Providing a surprising and much-needed bit of momentum to a shaky global economy, government figures released Friday show the U.S. economy is on track this year to create the most jobs since 1999.
And in a bright spot for American workers who've felt left behind by the slow recovery, average earnings may be seeing the first signs of a more substantial pick-up.
The government said Friday that employers last month added a robust 321,000 jobs across a broad spectrum of low- and high-paying industries. That was nearly 100,000 more jobs than Wall Street had expected.
The nation's unemployment rate held steady at 5.8% as more people entered or returned to the job market.
Best of all for U.S. workers, average hourly wages rose by 9 cents from October, the biggest month-to-month gain in 18 months.
The new jobs and earnings figures, plus the recent plunge in gasoline prices, are just what economists wanted to see before for the critical holiday shopping season.
“We waited a long time for this bounce back,” said Harry Holzer, a Georgetown University professor and former chief economist at the Labor Department. “It’s been a full seven years since the Great Recession….and now we’re in a place fundamentally where we are stronger.”
President Obama praised the report, noting that the U.S. economy continues to outpace the rest of the world.
“Over the last four years we’ve put more people back to work than Europe, Japan and all other industrialized advanced countries combined,” Obama said.
Stocks rose on the news, though it raises the likelihood that the Federal Reserve will start to raise its benchmark interest rate earlier than June, as many are expecting.
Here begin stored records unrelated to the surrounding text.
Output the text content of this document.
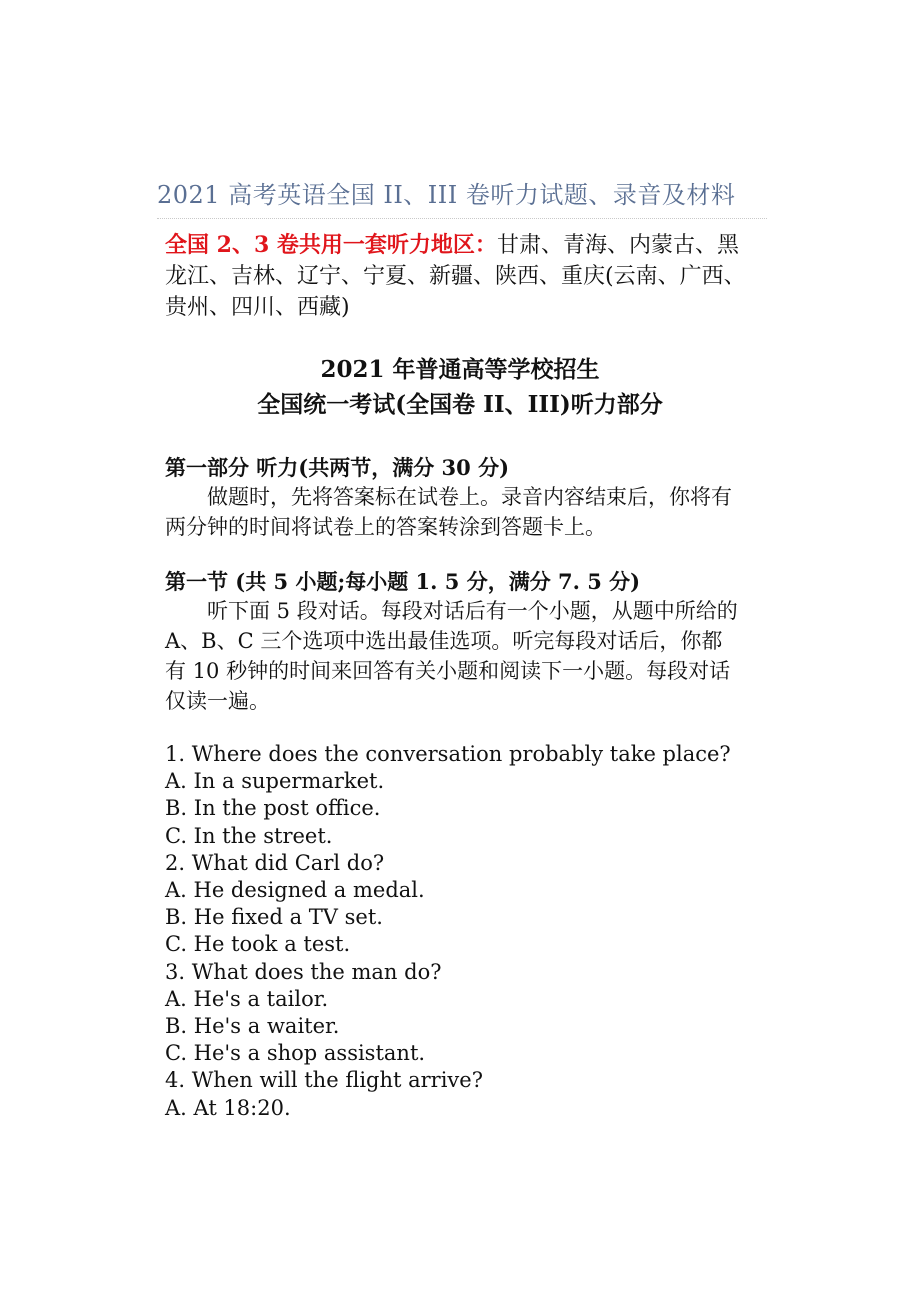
2021 高考英语全国 II、III 卷听力试题、录音及材料
全国 2、3 卷共用一套听力地区：甘肃、青海、内蒙古、黑龙江、吉林、辽宁、宁夏、新疆、陕西、重庆(云南、广西、贵州、四川、西藏)
2021 年普通高等学校招生
全国统一考试(全国卷 II、III)听力部分
第一部分 听力(共两节，满分 30 分)
做题时，先将答案标在试卷上。录音内容结束后，你将有两分钟的时间将试卷上的答案转涂到答题卡上。
第一节 (共 5 小题;每小题 1. 5 分，满分 7. 5 分)
听下面 5 段对话。每段对话后有一个小题，从题中所给的 A、B、C 三个选项中选出最佳选项。听完每段对话后，你都有 10 秒钟的时间来回答有关小题和阅读下一小题。每段对话仅读一遍。
1. Where does the conversation probably take place?
A. In a supermarket.
B. In the post office.
C. In the street.
2. What did Carl do?
A. He designed a medal.
B. He fixed a TV set.
C. He took a test.
3. What does the man do?
A. He's a tailor.
B. He's a waiter.
C. He's a shop assistant.
4. When will the flight arrive?
A. At 18:20.
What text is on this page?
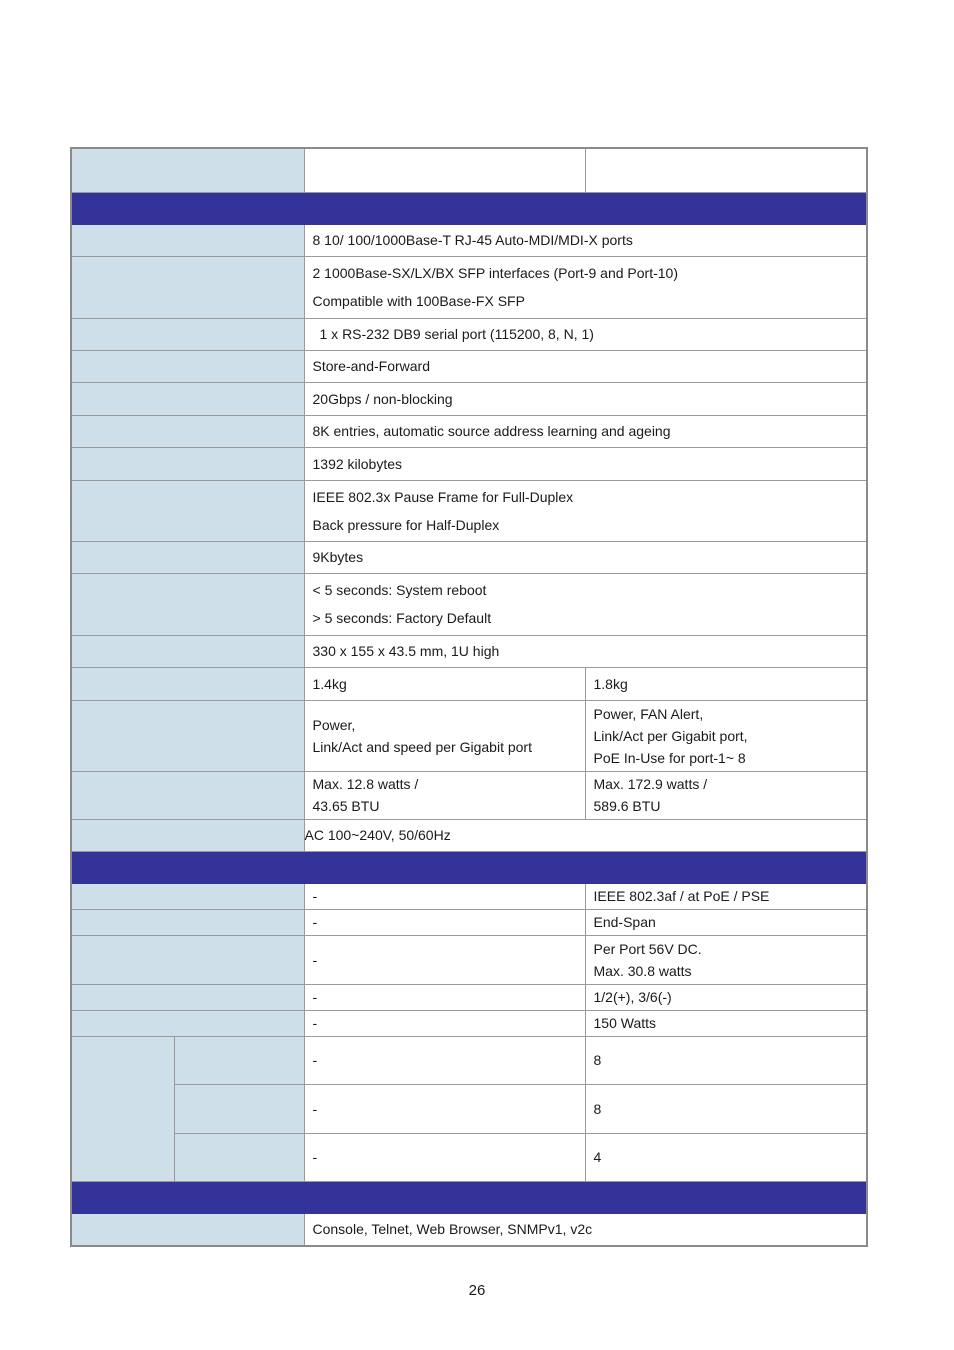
		8 10/ 100/1000Base-T RJ-45 Auto-MDI/MDI-X ports	

		2 1000Base-SX/LX/BX SFP interfaces (Port-9 and Port-10)
Compatible with 100Base-FX SFP	

		1 x RS-232 DB9 serial port (115200, 8, N, 1)	
		Store-and-Forward	
		20Gbps / non-blocking	
		8K entries, automatic source address learning and ageing	
		1392 kilobytes	

		IEEE 802.3x Pause Frame for Full-Duplex
Back pressure for Half-Duplex	

		9Kbytes	

		< 5 seconds: System reboot
> 5 seconds: Factory Default	

		330 x 155 x 43.5 mm, 1U high	
		1.4kg	1.8kg

		Power,
Link/Act and speed per Gigabit port	Power, FAN Alert,
Link/Act per Gigabit port,
PoE In-Use for port-1~ 8

		Max. 12.8 watts /
43.65 BTU	Max. 172.9 watts /
589.6 BTU

		AC 100~240V, 50/60Hz	

		-	IEEE 802.3af / at PoE / PSE
		-	End-Span
		-	Per Port 56V DC.
Max. 30.8 watts

		-	1/2(+), 3/6(-)
		-	150 Watts
		-	8
		-	8
		-	4

		Console, Telnet, Web Browser, SNMPv1, v2c	
26
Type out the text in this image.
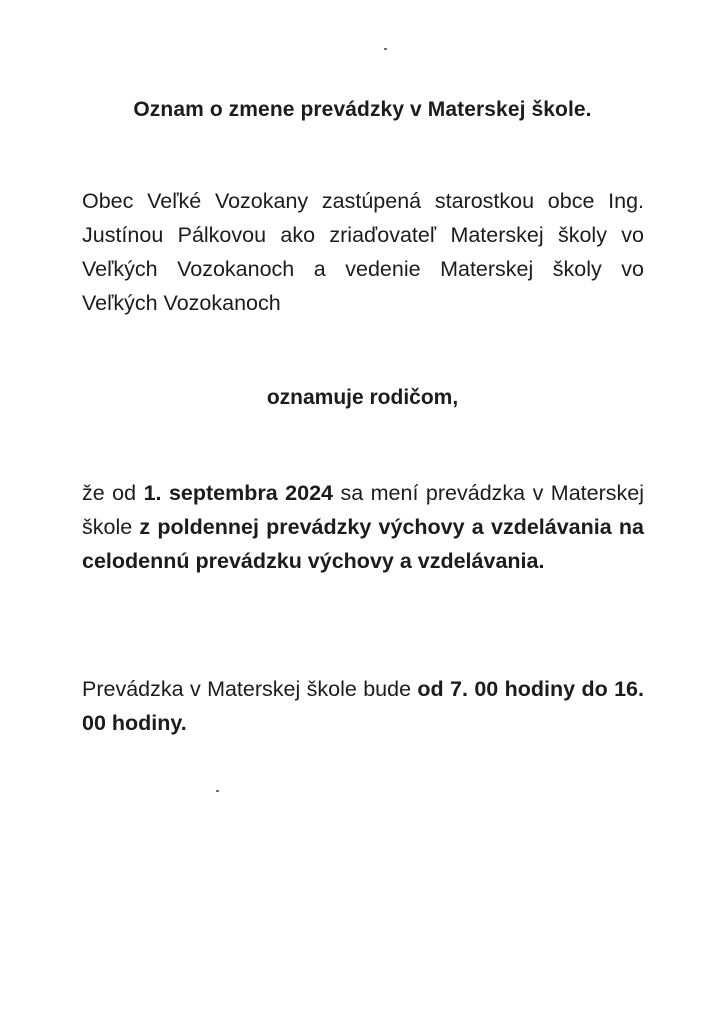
Oznam o zmene prevádzky v Materskej škole.
Obec Veľké Vozokany zastúpená starostkou obce Ing. Justínou Pálkovou ako zriaďovateľ Materskej školy vo Veľkých Vozokanoch a vedenie Materskej školy vo Veľkých Vozokanoch
oznamuje rodičom,
že od 1. septembra 2024 sa mení prevádzka v Materskej škole z poldennej prevádzky výchovy a vzdelávania na celodennú prevádzku výchovy a vzdelávania.
Prevádzka v Materskej škole bude od 7. 00 hodiny do 16. 00 hodiny.
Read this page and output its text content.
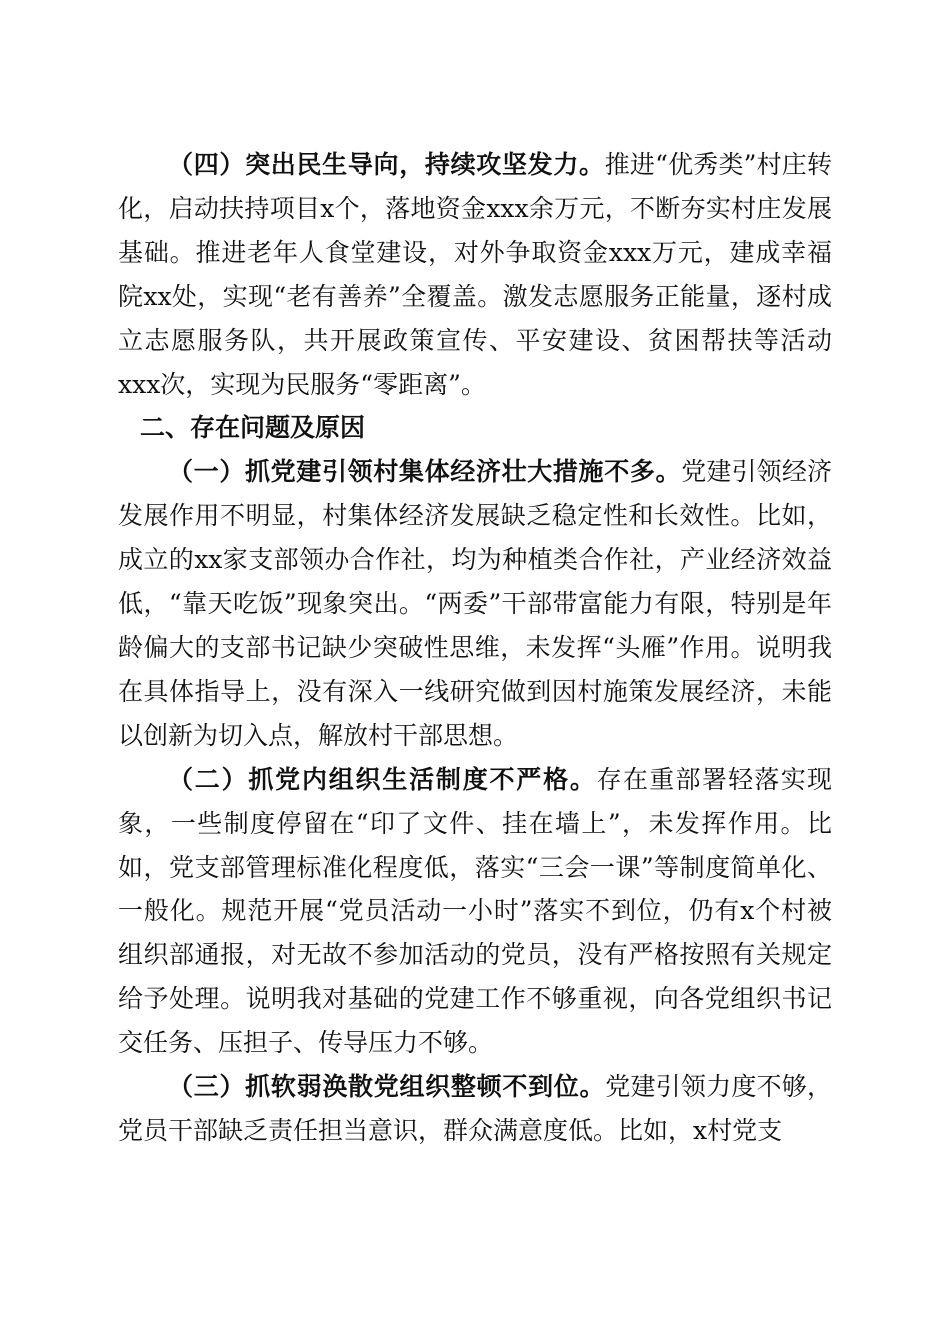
（四）突出民生导向，持续攻坚发力。推进“优秀类”村庄转化，启动扶持项目x个，落地资金xxx余万元，不断夯实村庄发展基础。推进老年人食堂建设，对外争取资金xxx万元，建成幸福院xx处，实现“老有善养”全覆盖。激发志愿服务正能量，逐村成立志愿服务队，共开展政策宣传、平安建设、贫困帮扶等活动xxx次，实现为民服务“零距离”。

二、存在问题及原因

（一）抓党建引领村集体经济壮大措施不多。党建引领经济发展作用不明显，村集体经济发展缺乏稳定性和长效性。比如，成立的xx家支部领办合作社，均为种植类合作社，产业经济效益低，“靠天吃饭”现象突出。“两委”干部带富能力有限，特别是年龄偏大的支部书记缺少突破性思维，未发挥“头雁”作用。说明我在具体指导上，没有深入一线研究做到因村施策发展经济，未能以创新为切入点，解放村干部思想。

（二）抓党内组织生活制度不严格。存在重部署轻落实现象，一些制度停留在“印了文件、挂在墙上”，未发挥作用。比如，党支部管理标准化程度低，落实“三会一课”等制度简单化、一般化。规范开展“党员活动一小时”落实不到位，仍有x个村被组织部通报，对无故不参加活动的党员，没有严格按照有关规定给予处理。说明我对基础的党建工作不够重视，向各党组织书记交任务、压担子、传导压力不够。

（三）抓软弱涣散党组织整顿不到位。党建引领力度不够，党员干部缺乏责任担当意识，群众满意度低。比如，x村党支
That would mean higher costs for mortgages.
Though the labor-participation rate and the number of long-term unemployed were little changed, the Labor Department report overall indicated that the jobs market picked up momentum despite concerns that weaker global performance could hammer the U.S. economy. The net job gain last month was the biggest in nearly three years.
Moreover, payroll employment numbers for September and October were revised higher by a total of 44,000. With that, job growth has averaged 278,000 a month in the last three months.
The hiring in November far exceeded expectations for job growth of about 225,000. There were strong gains at retailers ahead of the holiday season, but also a burst of new hires in the better-paying business services category that includes computer programmers and engineers. Manufacturing, construction, healthcare and even financial services all added a solid batch of jobs last month.
As yet, however, the pay of the typical worker has not budged on a year-to-year basis.
In November, the average hourly earnings for all private-sector employees saw a solid increase of 9 cents from October, to $24.66. Still, that was 2.1% higher than a year ago, just a notch above the rate of inflation and within the narrow 2%-2.1% band in which it has stayed all year long.